Volunteers' Week: Nick's Story
Nick volunteers as part of our Telephone Buddy network
My pituitary journey started in 1997, when I was first diagnosed with chronic fatigue and signed off work sick for two months. I was essentially ‘burnt out’ with acute stress from a very stressful job, managing a fostering and adoption service, five years of sleepless nights from our two pre-school children, being on an emergency duty social work rota, the death of both my parents and family difficulties winding up their estate. On the basis of one blood test, which showed very low levels of testosterone, my doctor started me on testosterone replacement by implants. I was back at work within two weeks, feeling much better.
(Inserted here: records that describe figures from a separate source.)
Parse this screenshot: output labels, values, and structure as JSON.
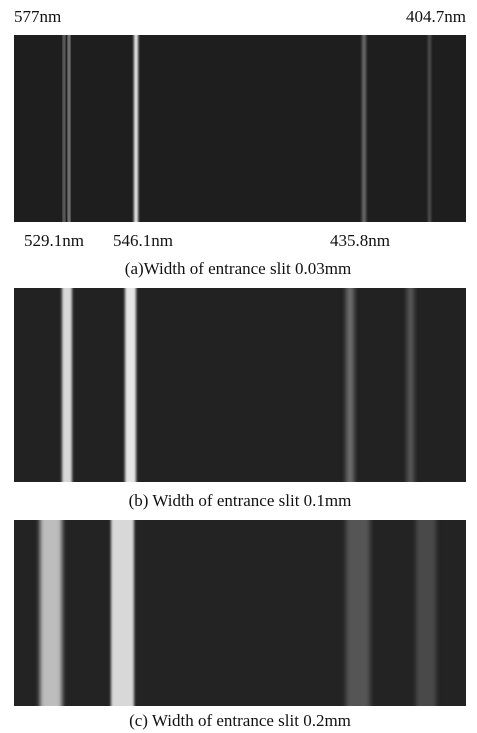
{
  "panels": [
    {
      "labels": {
        "top_left": "577nm",
        "top_right": "404.7nm",
        "bottom": [
          "529.1nm",
          "546.1nm",
          "435.8nm"
        ]
      },
      "caption": "(a)Width of entrance slit 0.03mm"
    },
    {
      "caption": "(b) Width of entrance slit 0.1mm"
    },
    {
      "caption": "(c) Width of entrance slit 0.2mm"
    }
  ]
}
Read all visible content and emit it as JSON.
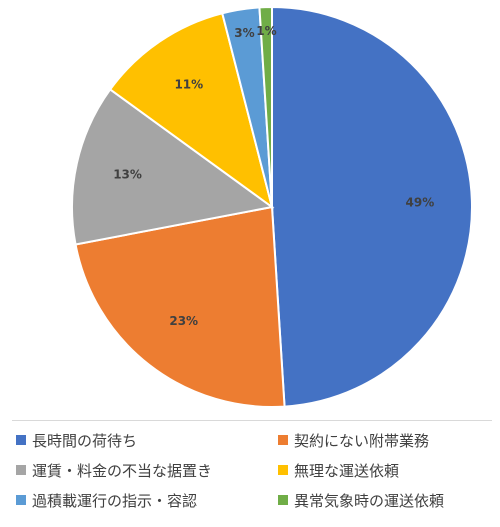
{
  "chart_data": {
    "type": "pie",
    "title": "",
    "categories": [
      "長時間の荷待ち",
      "契約にない附帯業務",
      "運賃・料金の不当な据置き",
      "無理な運送依頼",
      "過積載運行の指示・容認",
      "異常気象時の運送依頼"
    ],
    "values": [
      49,
      23,
      13,
      11,
      3,
      1
    ],
    "data_labels": [
      "49%",
      "23%",
      "13%",
      "11%",
      "3%",
      "1%"
    ],
    "colors": [
      "#4472C4",
      "#ED7D31",
      "#A5A5A5",
      "#FFC000",
      "#5B9BD5",
      "#70AD47"
    ],
    "start_angle": "12 o'clock, clockwise",
    "legend_position": "bottom"
  }
}
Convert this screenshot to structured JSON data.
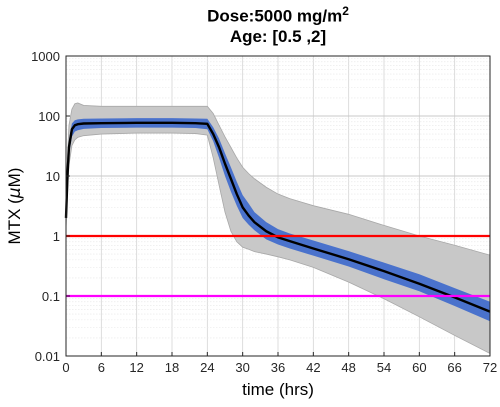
{
  "chart_data": {
    "type": "line",
    "title_line1_prefix": "Dose:5000 mg/m",
    "title_line1_sup": "2",
    "title_line2": "Age: [0.5 ,2]",
    "xlabel": "time (hrs)",
    "ylabel_prefix": "MTX (",
    "ylabel_mu": "μ",
    "ylabel_suffix": "M)",
    "xlim": [
      0,
      72
    ],
    "ylim": [
      0.01,
      1000
    ],
    "yscale": "log",
    "grid": "major and minor",
    "xticks": [
      0,
      6,
      12,
      18,
      24,
      30,
      36,
      42,
      48,
      54,
      60,
      66,
      72
    ],
    "yticks": [
      0.01,
      0.1,
      1,
      10,
      100,
      1000
    ],
    "ytick_labels": [
      "0.01",
      "0.1",
      "1",
      "10",
      "100",
      "1000"
    ],
    "median": {
      "x": [
        0,
        0.25,
        0.5,
        1,
        1.5,
        2,
        3,
        6,
        12,
        18,
        22,
        24,
        25,
        26,
        27,
        28,
        29,
        30,
        31,
        32,
        34,
        36,
        38,
        42,
        48,
        54,
        60,
        66,
        72
      ],
      "y": [
        2.0,
        10,
        30,
        60,
        70,
        73,
        75,
        76,
        77,
        77,
        76,
        74,
        50,
        30,
        16,
        9.0,
        5.0,
        3.0,
        2.2,
        1.7,
        1.2,
        0.95,
        0.82,
        0.62,
        0.41,
        0.26,
        0.16,
        0.095,
        0.055
      ]
    },
    "inner_band": {
      "x": [
        0,
        0.25,
        0.5,
        1,
        1.5,
        2,
        3,
        6,
        12,
        18,
        22,
        24,
        25,
        26,
        27,
        28,
        29,
        30,
        31,
        32,
        34,
        36,
        38,
        42,
        48,
        54,
        60,
        66,
        72
      ],
      "lower": [
        1.6,
        7,
        22,
        45,
        55,
        58,
        61,
        63,
        64,
        64,
        63,
        60,
        38,
        20,
        10,
        5.5,
        3.2,
        2.0,
        1.55,
        1.25,
        0.88,
        0.72,
        0.62,
        0.47,
        0.31,
        0.19,
        0.12,
        0.068,
        0.038
      ],
      "upper": [
        2.5,
        13,
        40,
        75,
        85,
        88,
        90,
        91,
        92,
        92,
        91,
        90,
        65,
        42,
        24,
        14,
        8.0,
        4.8,
        3.5,
        2.5,
        1.7,
        1.3,
        1.1,
        0.84,
        0.56,
        0.36,
        0.23,
        0.135,
        0.08
      ]
    },
    "outer_band": {
      "x": [
        0,
        0.25,
        0.5,
        1,
        1.5,
        2,
        3,
        6,
        12,
        18,
        22,
        24,
        25,
        26,
        27,
        28,
        29,
        30,
        31,
        32,
        34,
        36,
        38,
        42,
        48,
        54,
        60,
        66,
        72
      ],
      "lower": [
        1.3,
        5,
        15,
        32,
        40,
        44,
        47,
        50,
        52,
        52,
        51,
        48,
        20,
        7,
        2.5,
        1.2,
        0.8,
        0.65,
        0.6,
        0.55,
        0.5,
        0.45,
        0.4,
        0.3,
        0.17,
        0.09,
        0.045,
        0.022,
        0.011
      ],
      "upper": [
        3.0,
        20,
        70,
        130,
        160,
        165,
        150,
        145,
        145,
        145,
        145,
        145,
        110,
        70,
        45,
        30,
        20,
        14,
        11,
        9,
        6.5,
        5.0,
        4.2,
        3.2,
        2.3,
        1.5,
        1.0,
        0.7,
        0.48
      ]
    },
    "hlines": [
      {
        "y": 1,
        "color": "#ff0000"
      },
      {
        "y": 0.1,
        "color": "#ff00ff"
      }
    ],
    "colors": {
      "median": "#000000",
      "inner_band": "#4a72cc",
      "outer_band": "#c8c8c8",
      "outer_band_edge": "#a8a8a8",
      "axes": "#262626",
      "grid": "#d4d4d4"
    }
  }
}
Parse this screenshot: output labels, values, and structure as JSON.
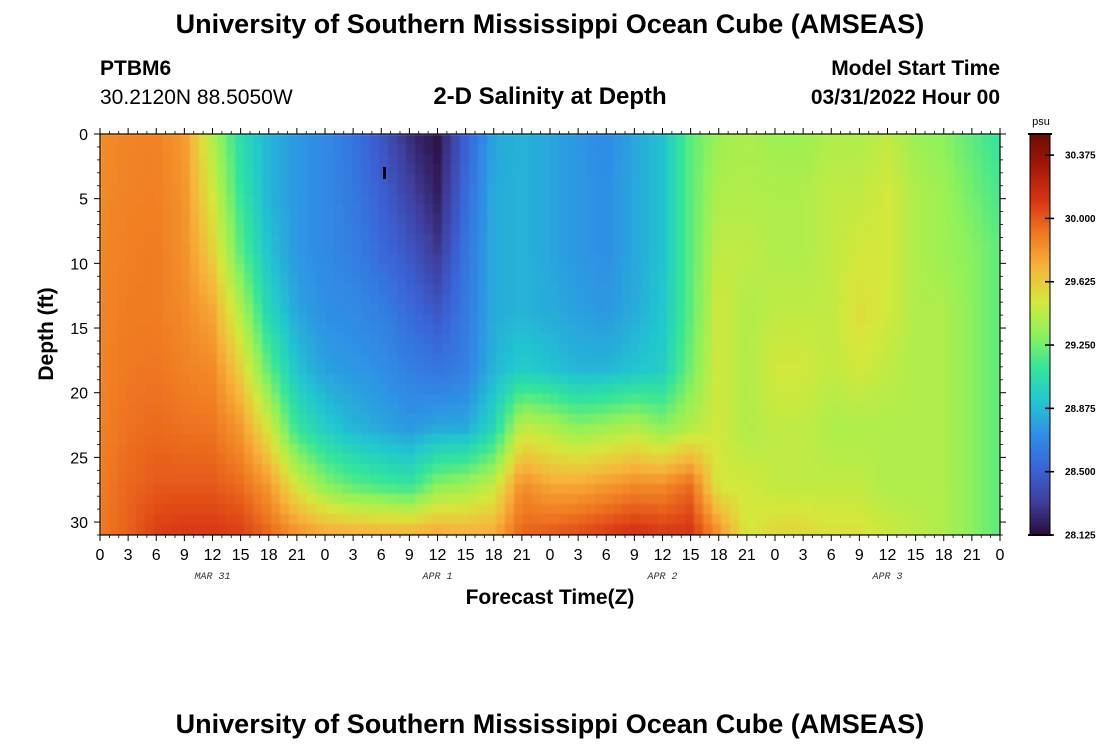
{
  "page": {
    "title_top": "University of Southern Mississippi Ocean Cube (AMSEAS)",
    "title_bottom": "University of Southern Mississippi Ocean Cube (AMSEAS)",
    "station": "PTBM6",
    "coords": "30.2120N  88.5050W",
    "subtitle": "2-D Salinity at Depth",
    "model_label": "Model Start Time",
    "model_time": "03/31/2022 Hour 00"
  },
  "colors": {
    "colormap": [
      "#2a0c3b",
      "#3f3e9c",
      "#3a64d8",
      "#2f8ee6",
      "#22c7cf",
      "#34e59a",
      "#8ff25a",
      "#d6e73a",
      "#f7b43a",
      "#f07a22",
      "#d83512",
      "#a6180a",
      "#6e0b04"
    ]
  },
  "chart_data": {
    "type": "heatmap",
    "title": "2-D Salinity at Depth",
    "xlabel": "Forecast Time(Z)",
    "ylabel": "Depth (ft)",
    "units": "psu",
    "x_tick_labels": [
      "0",
      "3",
      "6",
      "9",
      "12",
      "15",
      "18",
      "21",
      "0",
      "3",
      "6",
      "9",
      "12",
      "15",
      "18",
      "21",
      "0",
      "3",
      "6",
      "9",
      "12",
      "15",
      "18",
      "21",
      "0",
      "3",
      "6",
      "9",
      "12",
      "15",
      "18",
      "21",
      "0"
    ],
    "day_labels": [
      "MAR 31",
      "APR 1",
      "APR 2",
      "APR 3"
    ],
    "x_range_hours": [
      0,
      96
    ],
    "y_ticks": [
      0,
      5,
      10,
      15,
      20,
      25,
      30
    ],
    "y_range_ft": [
      0,
      31
    ],
    "colorbar_ticks": [
      "30.375",
      "30.000",
      "29.625",
      "29.250",
      "28.875",
      "28.500",
      "28.125"
    ],
    "colorbar_range": [
      28.125,
      30.5
    ],
    "values_psu": [
      [
        29.85,
        29.85,
        29.86,
        29.87,
        29.87,
        29.88,
        29.9,
        29.91
      ],
      [
        29.87,
        29.88,
        29.89,
        29.9,
        29.91,
        29.93,
        29.96,
        29.98
      ],
      [
        29.88,
        29.89,
        29.9,
        29.9,
        29.92,
        29.95,
        30.0,
        30.1
      ],
      [
        29.8,
        29.82,
        29.83,
        29.85,
        29.88,
        29.93,
        30.0,
        30.12
      ],
      [
        29.4,
        29.5,
        29.6,
        29.75,
        29.85,
        29.92,
        30.0,
        30.12
      ],
      [
        29.05,
        29.1,
        29.2,
        29.4,
        29.6,
        29.8,
        29.95,
        30.1
      ],
      [
        28.85,
        28.85,
        28.9,
        29.0,
        29.2,
        29.5,
        29.8,
        30.0
      ],
      [
        28.75,
        28.75,
        28.75,
        28.8,
        28.9,
        29.1,
        29.5,
        29.9
      ],
      [
        28.7,
        28.7,
        28.7,
        28.72,
        28.78,
        28.95,
        29.3,
        29.85
      ],
      [
        28.6,
        28.62,
        28.65,
        28.7,
        28.75,
        28.85,
        29.2,
        29.85
      ],
      [
        28.45,
        28.5,
        28.55,
        28.65,
        28.72,
        28.8,
        29.15,
        29.85
      ],
      [
        28.25,
        28.35,
        28.45,
        28.55,
        28.65,
        28.75,
        29.1,
        29.85
      ],
      [
        28.15,
        28.2,
        28.3,
        28.45,
        28.6,
        28.8,
        29.3,
        29.85
      ],
      [
        28.5,
        28.55,
        28.6,
        28.62,
        28.65,
        28.8,
        29.35,
        29.8
      ],
      [
        28.8,
        28.82,
        28.82,
        28.82,
        28.85,
        29.0,
        29.45,
        29.8
      ],
      [
        28.85,
        28.85,
        28.85,
        28.85,
        28.95,
        29.45,
        29.85,
        30.0
      ],
      [
        28.8,
        28.8,
        28.8,
        28.82,
        28.9,
        29.4,
        29.75,
        30.05
      ],
      [
        28.75,
        28.75,
        28.75,
        28.78,
        28.85,
        29.3,
        29.75,
        30.1
      ],
      [
        28.7,
        28.72,
        28.72,
        28.75,
        28.85,
        29.35,
        29.8,
        30.15
      ],
      [
        28.8,
        28.8,
        28.8,
        28.82,
        28.9,
        29.4,
        29.85,
        30.2
      ],
      [
        28.9,
        28.9,
        28.9,
        28.92,
        28.95,
        29.3,
        29.85,
        30.15
      ],
      [
        29.2,
        29.2,
        29.2,
        29.2,
        29.25,
        29.4,
        29.95,
        30.15
      ],
      [
        29.35,
        29.4,
        29.45,
        29.5,
        29.5,
        29.5,
        29.5,
        29.9
      ],
      [
        29.4,
        29.4,
        29.45,
        29.4,
        29.4,
        29.4,
        29.5,
        29.5
      ],
      [
        29.35,
        29.4,
        29.4,
        29.45,
        29.5,
        29.45,
        29.45,
        29.6
      ],
      [
        29.35,
        29.4,
        29.4,
        29.45,
        29.5,
        29.45,
        29.45,
        29.6
      ],
      [
        29.4,
        29.45,
        29.45,
        29.45,
        29.45,
        29.4,
        29.45,
        29.55
      ],
      [
        29.4,
        29.45,
        29.5,
        29.55,
        29.5,
        29.4,
        29.45,
        29.55
      ],
      [
        29.45,
        29.5,
        29.5,
        29.5,
        29.45,
        29.4,
        29.4,
        29.5
      ],
      [
        29.35,
        29.4,
        29.4,
        29.4,
        29.4,
        29.4,
        29.4,
        29.45
      ],
      [
        29.3,
        29.35,
        29.35,
        29.4,
        29.4,
        29.4,
        29.4,
        29.4
      ],
      [
        29.2,
        29.25,
        29.3,
        29.3,
        29.3,
        29.3,
        29.3,
        29.3
      ],
      [
        29.1,
        29.15,
        29.2,
        29.2,
        29.2,
        29.2,
        29.2,
        29.2
      ]
    ]
  }
}
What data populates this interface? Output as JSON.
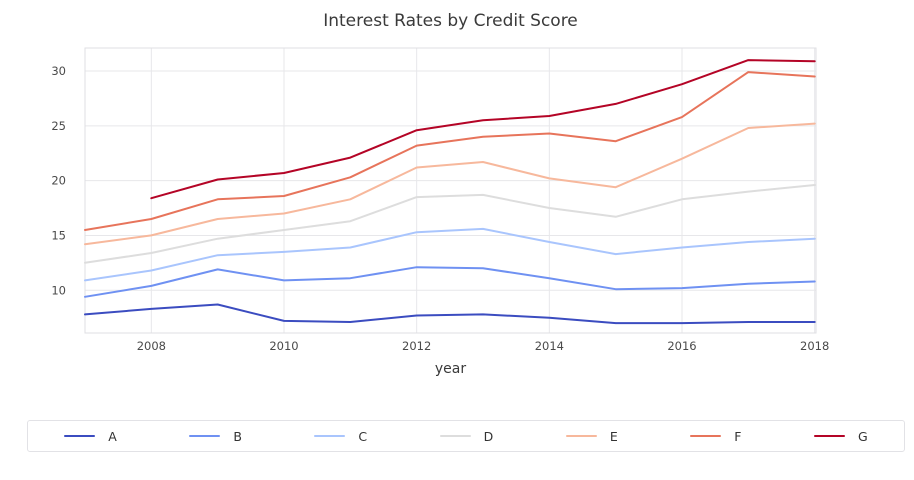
{
  "chart_data": {
    "type": "line",
    "title": "Interest Rates by Credit Score",
    "xlabel": "year",
    "ylabel": "",
    "x": [
      2007,
      2008,
      2009,
      2010,
      2011,
      2012,
      2013,
      2014,
      2015,
      2016,
      2017,
      2018
    ],
    "x_ticks": [
      2008,
      2010,
      2012,
      2014,
      2016,
      2018
    ],
    "y_ticks": [
      10,
      15,
      20,
      25,
      30
    ],
    "xlim": [
      2007,
      2018.02
    ],
    "ylim": [
      6.1,
      32.1
    ],
    "grid": true,
    "legend_position": "bottom",
    "series": [
      {
        "name": "A",
        "color": "#3b4cc0",
        "values": [
          7.8,
          8.3,
          8.7,
          7.2,
          7.1,
          7.7,
          7.8,
          7.5,
          7.0,
          7.0,
          7.1,
          7.1
        ]
      },
      {
        "name": "B",
        "color": "#6f91f2",
        "values": [
          9.4,
          10.4,
          11.9,
          10.9,
          11.1,
          12.1,
          12.0,
          11.1,
          10.1,
          10.2,
          10.6,
          10.8
        ]
      },
      {
        "name": "C",
        "color": "#a9c5fd",
        "values": [
          10.9,
          11.8,
          13.2,
          13.5,
          13.9,
          15.3,
          15.6,
          14.4,
          13.3,
          13.9,
          14.4,
          14.7
        ]
      },
      {
        "name": "D",
        "color": "#dddddd",
        "values": [
          12.5,
          13.4,
          14.7,
          15.5,
          16.3,
          18.5,
          18.7,
          17.5,
          16.7,
          18.3,
          19.0,
          19.6
        ]
      },
      {
        "name": "E",
        "color": "#f7b89c",
        "values": [
          14.2,
          15.0,
          16.5,
          17.0,
          18.3,
          21.2,
          21.7,
          20.2,
          19.4,
          22.0,
          24.8,
          25.2
        ]
      },
      {
        "name": "F",
        "color": "#e7745b",
        "values": [
          15.5,
          16.5,
          18.3,
          18.6,
          20.3,
          23.2,
          24.0,
          24.3,
          23.6,
          25.8,
          29.9,
          29.5
        ]
      },
      {
        "name": "G",
        "color": "#b40426",
        "values": [
          null,
          18.4,
          20.1,
          20.7,
          22.1,
          24.6,
          25.5,
          25.9,
          27.0,
          28.8,
          31.0,
          30.9
        ]
      }
    ],
    "style": {
      "grid_color": "#e7e7ea",
      "spine_color": "#dfdfe3",
      "tick_label_color": "#4a4a4a"
    }
  }
}
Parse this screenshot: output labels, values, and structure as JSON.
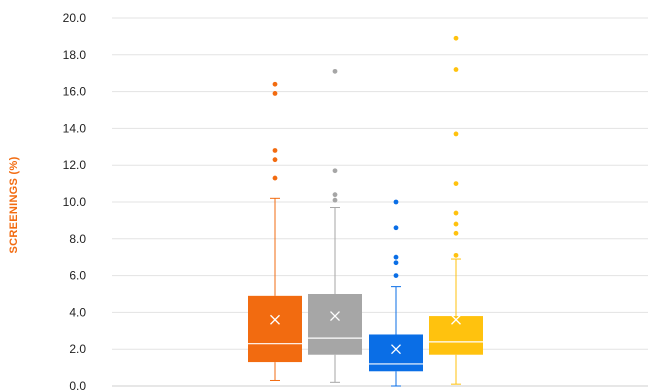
{
  "chart_data": {
    "type": "box",
    "title": "",
    "xlabel": "",
    "ylabel": "SCREENINGS (%)",
    "ylim": [
      0,
      20
    ],
    "yticks": [
      "0.0",
      "2.0",
      "4.0",
      "6.0",
      "8.0",
      "10.0",
      "12.0",
      "14.0",
      "16.0",
      "18.0",
      "20.0"
    ],
    "grid": true,
    "legend": "none",
    "series": [
      {
        "color": "#F26B10",
        "whisker_low": 0.3,
        "q1": 1.3,
        "median": 2.3,
        "mean": 3.6,
        "q3": 4.9,
        "whisker_high": 10.2,
        "outliers": [
          11.3,
          12.3,
          12.8,
          15.9,
          16.4
        ]
      },
      {
        "color": "#A6A6A6",
        "whisker_low": 0.2,
        "q1": 1.7,
        "median": 2.6,
        "mean": 3.8,
        "q3": 5.0,
        "whisker_high": 9.7,
        "outliers": [
          10.1,
          10.4,
          11.7,
          17.1
        ]
      },
      {
        "color": "#0A6EE6",
        "whisker_low": 0.0,
        "q1": 0.8,
        "median": 1.2,
        "mean": 2.0,
        "q3": 2.8,
        "whisker_high": 5.4,
        "outliers": [
          6.0,
          6.7,
          7.0,
          8.6,
          10.0
        ]
      },
      {
        "color": "#FFC20E",
        "whisker_low": 0.1,
        "q1": 1.7,
        "median": 2.4,
        "mean": 3.6,
        "q3": 3.8,
        "whisker_high": 6.9,
        "outliers": [
          7.1,
          8.3,
          8.8,
          9.4,
          11.0,
          13.7,
          17.2,
          18.9
        ]
      }
    ]
  }
}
However, work stresses continued and I only felt well on the implants for three of the five month cycle. It took a month for the implants to slowly build up the testosterone levels and after the fourthmonth, they dropped off leaving me feeling increasingly fatigued with poor concentration, sleep disturbance, mood swings and depression. After nine years of declining health, I felt really ill and I sought advice from a consultant endocrinologist. He advised me that the original diagnosis was “insecure” and should not have been made, on the basis of one blood test when suffering from an acute stress episode. But, he advised, having been on implants for nine years, my body’s own mechanism for producing testosterone had withered and I would be dependent on HRT for the rest of my life. He prescribed injections of Nebido every 10 weeks, instead of the implants, and these have proved to be a big improvement. I do not have to suffer invasive surgery and stitches that comes with implants, and my energy and general well-being is much more even throughout the cycle. I do decline in the last week of the cycle, but this is much more manageable than the huge swings experienced with implants.
Despite the improvements brought by Nebido, continuing work stresses brought about a continued decline in my health and I ended up having to retire on the grounds of ill-health at the age of 52, in 2008. I was very depressed, struggling to cope with managing my pituitary condition, feeling very isolated and very hurt by the complete lack of support or understanding of my condition by extended family and friends.
Thankfully, I joined The Pituitary Foundation, read a range of their information leaflets, the Pituitary Life magazine, used the Endocrine Nurse Helpline and began receiving copies of the Solent Support Group Newsletters. I realised that other pituitary patients experienced similar psychological effects and difficulties in managing their conditions, and this reduced the sense of isolation. I am now a Volunteer for The Foundation, supporting those who have my condition of hypogonadism through being a Telephone Buddy.
Since retiring, and without work stresses, my health has improved considerably and I retrained as a Volunteer Advisor at my local Citizens Advice where I now work one day a week as their Training Supervisor. I live an active and full life and have learnt to build in rest periods as a way of managing the fatigue and other symptoms of the pituitary condition. Retiring early has given me new opportunities, which I have embraced and enjoy.